TVs facing black-out from 4G interference, claims Freeview
Millions may be affected by effects of internet signal, says Claire Smith
THOUSANDS of people across Scotland could face loss of television channels, fuzzy pictures or even lose reception altogether because of the roll-out of 4G internet, says Freeview.
New figures estimate 185,474 households in Scotland could be affected – with 2.1 million across the UK expected to face a loss of signal because of interference caused by 4G.
The 4G network, which will mean faster smartphone internet access, is due to be rolled out across the UK from next year – however, because the frequency is close to that used by by free digital channels, it is expected to cause difficulties.
Although the Department of Culture, Media and Sport has earmarked £180 million to pay for adapting televisions where the signal is affected, Freeview says this may not be enough.
According to figures obtained by the company, fitting filters to televisions to restore picture quality and lost channels is likely to cost at least twice what the government has earmarked to pay for it.
Furthermore, the government has only offered to provide a filter for one TV in each affected household – meaning consumers themselves will have to pay to adapt any further TV sets.
Representatives of Freeview, which provides 50 free channels to 20 million homes across the UK, are meeting with culture and creative industries minister Ed Vaisey on Monday to demand further action.

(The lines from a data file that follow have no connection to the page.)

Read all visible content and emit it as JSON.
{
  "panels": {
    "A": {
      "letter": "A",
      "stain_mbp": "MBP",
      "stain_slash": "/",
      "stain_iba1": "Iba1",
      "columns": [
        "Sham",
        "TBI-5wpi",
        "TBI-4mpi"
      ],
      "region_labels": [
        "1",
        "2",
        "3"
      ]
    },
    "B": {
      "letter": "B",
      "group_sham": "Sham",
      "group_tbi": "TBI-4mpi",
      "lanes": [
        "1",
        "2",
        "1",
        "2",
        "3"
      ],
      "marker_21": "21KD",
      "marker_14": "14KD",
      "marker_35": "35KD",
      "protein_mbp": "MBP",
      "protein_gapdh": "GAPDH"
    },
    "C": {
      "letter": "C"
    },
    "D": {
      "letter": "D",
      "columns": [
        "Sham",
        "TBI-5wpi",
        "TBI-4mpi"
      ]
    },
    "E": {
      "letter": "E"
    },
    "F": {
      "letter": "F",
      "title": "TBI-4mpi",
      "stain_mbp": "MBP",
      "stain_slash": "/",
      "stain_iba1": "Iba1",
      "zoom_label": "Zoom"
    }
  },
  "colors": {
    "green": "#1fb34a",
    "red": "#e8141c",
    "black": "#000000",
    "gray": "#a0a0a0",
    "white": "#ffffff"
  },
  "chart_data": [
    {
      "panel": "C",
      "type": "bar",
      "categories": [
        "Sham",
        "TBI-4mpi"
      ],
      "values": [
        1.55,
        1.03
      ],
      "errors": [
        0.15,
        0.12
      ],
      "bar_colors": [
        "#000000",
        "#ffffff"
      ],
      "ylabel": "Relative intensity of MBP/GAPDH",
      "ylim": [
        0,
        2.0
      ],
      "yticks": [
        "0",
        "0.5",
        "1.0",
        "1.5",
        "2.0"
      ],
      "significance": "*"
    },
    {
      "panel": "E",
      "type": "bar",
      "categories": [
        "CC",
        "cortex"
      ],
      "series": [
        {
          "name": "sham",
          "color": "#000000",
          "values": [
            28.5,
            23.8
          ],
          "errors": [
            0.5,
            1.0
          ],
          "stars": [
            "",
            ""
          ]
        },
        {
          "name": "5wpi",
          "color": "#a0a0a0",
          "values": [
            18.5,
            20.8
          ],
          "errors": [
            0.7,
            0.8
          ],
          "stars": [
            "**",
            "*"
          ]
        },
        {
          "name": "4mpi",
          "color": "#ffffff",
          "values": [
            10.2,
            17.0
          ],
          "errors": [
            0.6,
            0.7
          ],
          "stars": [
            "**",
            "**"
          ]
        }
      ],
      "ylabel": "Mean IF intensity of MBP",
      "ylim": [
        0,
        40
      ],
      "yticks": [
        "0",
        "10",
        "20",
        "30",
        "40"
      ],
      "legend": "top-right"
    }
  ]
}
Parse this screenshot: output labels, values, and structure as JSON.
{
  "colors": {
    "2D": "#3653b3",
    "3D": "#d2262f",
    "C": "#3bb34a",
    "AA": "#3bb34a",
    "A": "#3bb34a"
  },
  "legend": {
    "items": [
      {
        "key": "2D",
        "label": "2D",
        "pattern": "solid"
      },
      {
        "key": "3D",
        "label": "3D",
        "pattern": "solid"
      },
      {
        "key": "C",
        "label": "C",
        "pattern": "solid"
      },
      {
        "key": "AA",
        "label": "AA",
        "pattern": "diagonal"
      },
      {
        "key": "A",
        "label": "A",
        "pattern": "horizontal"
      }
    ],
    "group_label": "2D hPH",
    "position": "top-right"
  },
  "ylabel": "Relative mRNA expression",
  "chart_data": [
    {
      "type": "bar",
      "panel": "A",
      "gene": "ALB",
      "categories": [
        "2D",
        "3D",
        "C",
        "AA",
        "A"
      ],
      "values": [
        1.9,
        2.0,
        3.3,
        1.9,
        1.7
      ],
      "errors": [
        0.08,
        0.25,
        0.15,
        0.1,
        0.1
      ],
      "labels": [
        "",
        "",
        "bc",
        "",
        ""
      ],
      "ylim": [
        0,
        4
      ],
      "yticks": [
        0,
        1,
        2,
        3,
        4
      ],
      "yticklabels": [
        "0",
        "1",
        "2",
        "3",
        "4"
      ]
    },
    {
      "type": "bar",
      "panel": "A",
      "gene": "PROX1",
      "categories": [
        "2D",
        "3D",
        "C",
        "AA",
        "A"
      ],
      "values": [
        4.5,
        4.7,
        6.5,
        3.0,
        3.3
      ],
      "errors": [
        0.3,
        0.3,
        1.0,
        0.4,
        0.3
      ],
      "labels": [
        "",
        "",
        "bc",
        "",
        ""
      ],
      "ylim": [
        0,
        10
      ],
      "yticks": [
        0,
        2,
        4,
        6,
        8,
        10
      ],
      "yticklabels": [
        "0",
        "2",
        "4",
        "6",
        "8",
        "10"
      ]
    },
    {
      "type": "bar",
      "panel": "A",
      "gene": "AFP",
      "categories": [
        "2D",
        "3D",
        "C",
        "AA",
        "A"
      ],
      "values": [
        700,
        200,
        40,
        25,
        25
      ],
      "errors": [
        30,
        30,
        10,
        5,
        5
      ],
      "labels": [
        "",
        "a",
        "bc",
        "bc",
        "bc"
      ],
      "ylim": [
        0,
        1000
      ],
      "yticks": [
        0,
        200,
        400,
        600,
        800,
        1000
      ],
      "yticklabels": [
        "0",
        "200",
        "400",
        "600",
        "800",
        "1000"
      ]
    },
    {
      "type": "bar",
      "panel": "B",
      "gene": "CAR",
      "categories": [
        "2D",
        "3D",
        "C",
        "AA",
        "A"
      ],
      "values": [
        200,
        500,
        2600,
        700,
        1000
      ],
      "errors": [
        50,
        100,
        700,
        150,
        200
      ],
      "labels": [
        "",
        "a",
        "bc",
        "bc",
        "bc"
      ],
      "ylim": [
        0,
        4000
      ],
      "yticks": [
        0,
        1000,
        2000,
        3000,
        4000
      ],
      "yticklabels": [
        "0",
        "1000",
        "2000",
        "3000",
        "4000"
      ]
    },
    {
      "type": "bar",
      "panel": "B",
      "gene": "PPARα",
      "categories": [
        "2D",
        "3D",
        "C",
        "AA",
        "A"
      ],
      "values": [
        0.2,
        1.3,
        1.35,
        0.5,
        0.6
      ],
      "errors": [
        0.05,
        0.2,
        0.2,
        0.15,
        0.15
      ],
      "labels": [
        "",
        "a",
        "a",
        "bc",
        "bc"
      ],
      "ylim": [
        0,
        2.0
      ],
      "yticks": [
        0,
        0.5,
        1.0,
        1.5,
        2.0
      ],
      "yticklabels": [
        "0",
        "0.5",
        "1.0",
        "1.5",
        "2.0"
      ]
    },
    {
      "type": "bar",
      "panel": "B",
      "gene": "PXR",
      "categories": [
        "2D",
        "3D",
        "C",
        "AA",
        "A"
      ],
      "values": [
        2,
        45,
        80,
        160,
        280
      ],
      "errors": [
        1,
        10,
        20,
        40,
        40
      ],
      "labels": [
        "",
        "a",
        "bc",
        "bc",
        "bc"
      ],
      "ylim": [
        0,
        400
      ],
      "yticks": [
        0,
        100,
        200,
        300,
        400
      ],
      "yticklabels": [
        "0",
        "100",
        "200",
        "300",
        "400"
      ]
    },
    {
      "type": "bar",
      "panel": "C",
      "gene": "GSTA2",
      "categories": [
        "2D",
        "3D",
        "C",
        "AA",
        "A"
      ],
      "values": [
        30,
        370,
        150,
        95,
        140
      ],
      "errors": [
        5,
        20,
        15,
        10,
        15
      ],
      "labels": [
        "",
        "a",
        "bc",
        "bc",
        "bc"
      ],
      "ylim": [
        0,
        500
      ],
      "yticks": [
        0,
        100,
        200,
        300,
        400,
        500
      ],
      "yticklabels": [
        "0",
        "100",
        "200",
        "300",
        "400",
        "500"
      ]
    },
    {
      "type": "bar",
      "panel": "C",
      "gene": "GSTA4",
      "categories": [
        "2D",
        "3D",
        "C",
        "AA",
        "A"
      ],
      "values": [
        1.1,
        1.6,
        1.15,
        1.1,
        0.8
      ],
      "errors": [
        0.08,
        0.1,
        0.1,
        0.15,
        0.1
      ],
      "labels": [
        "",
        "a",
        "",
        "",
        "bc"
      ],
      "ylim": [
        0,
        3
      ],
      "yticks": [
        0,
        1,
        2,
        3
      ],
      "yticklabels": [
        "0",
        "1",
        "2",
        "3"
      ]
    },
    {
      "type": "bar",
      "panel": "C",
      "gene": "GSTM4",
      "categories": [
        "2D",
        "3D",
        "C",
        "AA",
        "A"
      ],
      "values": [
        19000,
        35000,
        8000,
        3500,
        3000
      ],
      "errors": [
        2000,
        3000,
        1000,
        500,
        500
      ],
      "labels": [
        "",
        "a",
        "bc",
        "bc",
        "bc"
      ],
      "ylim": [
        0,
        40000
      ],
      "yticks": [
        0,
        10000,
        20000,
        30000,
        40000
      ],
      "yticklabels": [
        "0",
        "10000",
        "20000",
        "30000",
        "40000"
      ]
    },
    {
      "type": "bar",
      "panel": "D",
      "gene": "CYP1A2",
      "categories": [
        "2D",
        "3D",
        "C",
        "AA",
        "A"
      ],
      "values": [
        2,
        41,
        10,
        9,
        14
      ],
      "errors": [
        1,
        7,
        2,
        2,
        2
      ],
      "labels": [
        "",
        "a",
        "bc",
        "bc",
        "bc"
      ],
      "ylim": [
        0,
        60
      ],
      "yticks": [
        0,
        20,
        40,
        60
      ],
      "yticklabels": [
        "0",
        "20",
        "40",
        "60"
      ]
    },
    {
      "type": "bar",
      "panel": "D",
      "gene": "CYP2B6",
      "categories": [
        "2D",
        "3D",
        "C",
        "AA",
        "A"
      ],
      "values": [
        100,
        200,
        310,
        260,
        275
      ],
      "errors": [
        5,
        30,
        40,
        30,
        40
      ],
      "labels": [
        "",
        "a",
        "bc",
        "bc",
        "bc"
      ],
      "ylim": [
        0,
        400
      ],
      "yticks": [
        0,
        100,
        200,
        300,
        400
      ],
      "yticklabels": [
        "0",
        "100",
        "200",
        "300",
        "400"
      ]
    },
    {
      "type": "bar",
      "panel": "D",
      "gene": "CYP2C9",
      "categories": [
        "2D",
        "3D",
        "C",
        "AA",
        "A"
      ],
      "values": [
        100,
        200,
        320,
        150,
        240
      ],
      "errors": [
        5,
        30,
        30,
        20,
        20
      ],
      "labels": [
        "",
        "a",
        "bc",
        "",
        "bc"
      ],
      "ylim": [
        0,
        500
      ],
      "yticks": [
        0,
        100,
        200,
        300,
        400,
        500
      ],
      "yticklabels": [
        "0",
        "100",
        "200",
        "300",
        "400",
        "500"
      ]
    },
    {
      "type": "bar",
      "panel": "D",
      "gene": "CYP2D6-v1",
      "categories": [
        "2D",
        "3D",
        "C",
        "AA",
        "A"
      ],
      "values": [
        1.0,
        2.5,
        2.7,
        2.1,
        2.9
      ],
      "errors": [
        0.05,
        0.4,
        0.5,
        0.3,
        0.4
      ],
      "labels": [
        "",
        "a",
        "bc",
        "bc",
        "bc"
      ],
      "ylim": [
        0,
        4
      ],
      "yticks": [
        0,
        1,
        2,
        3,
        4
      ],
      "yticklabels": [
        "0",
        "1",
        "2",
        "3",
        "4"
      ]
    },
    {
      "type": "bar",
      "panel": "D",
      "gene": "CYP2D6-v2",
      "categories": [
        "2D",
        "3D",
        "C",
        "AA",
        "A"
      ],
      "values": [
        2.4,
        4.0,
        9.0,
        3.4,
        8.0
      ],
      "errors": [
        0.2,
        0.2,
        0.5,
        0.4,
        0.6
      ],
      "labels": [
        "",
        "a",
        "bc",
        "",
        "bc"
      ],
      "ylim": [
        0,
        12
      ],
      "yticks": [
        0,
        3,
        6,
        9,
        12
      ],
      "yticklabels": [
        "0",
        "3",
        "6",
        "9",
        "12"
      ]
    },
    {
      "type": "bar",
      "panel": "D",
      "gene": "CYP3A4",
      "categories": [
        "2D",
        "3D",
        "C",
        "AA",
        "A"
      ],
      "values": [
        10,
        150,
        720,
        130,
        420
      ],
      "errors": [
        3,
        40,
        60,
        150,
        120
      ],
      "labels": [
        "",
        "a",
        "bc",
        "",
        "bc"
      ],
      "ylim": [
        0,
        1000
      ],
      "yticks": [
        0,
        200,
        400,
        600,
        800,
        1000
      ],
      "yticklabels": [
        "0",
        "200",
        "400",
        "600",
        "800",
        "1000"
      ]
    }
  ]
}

Ilse Howling, managing director of Freeview, said: “The government has committed to recouping the cost of protecting viewers from interference using proceeds from the 4G mobile auction. However, this will still leave viewers to bear a substantial proportion of the cost. The mobile phone operators will be the ultimate beneficiaries of this new service, and we believe that they should pay to mitigate the television interference according to the ‘polluter pays’ principle.
“Free, quality TV is part of Scotland’s DNA. Almost 90 per cent of Freeview homes and 75 per cent of second set homes would be unhappy if Freeview were no longer available.”
A DCMS spokesperson said: “We have announced a £180 million help scheme, to be funded by the winning 800MHz licensees, to deliver solutions to TV interference resulting from 4G mobile services. For most households, fitting a filter provided by the scheme will solve the problem, but there is funding for more complex cases.
“Ofcom is considering responses to their consultation on how the help scheme should work and we will listen to any concerns raised by them, or by Freeview, in planning next steps”
A Which? spokesperson said: “The 2.3 million Freeview households that could be affected by the new 4G networks should not have to pay to combat interference. The government has said every affected household will receive one free filter, but for some households the installation costs could prove expensive. The government must be clearer about the level of support available to these households, and ensure the costs fall primarily to the mobile operators and not the taxpayer or individual consumers.”
Earlier this year, Orange and T Mobile launched a joint campaign under the name Everything Everywhere to lobby for the government to speed up the roll-out of 4G across the UK.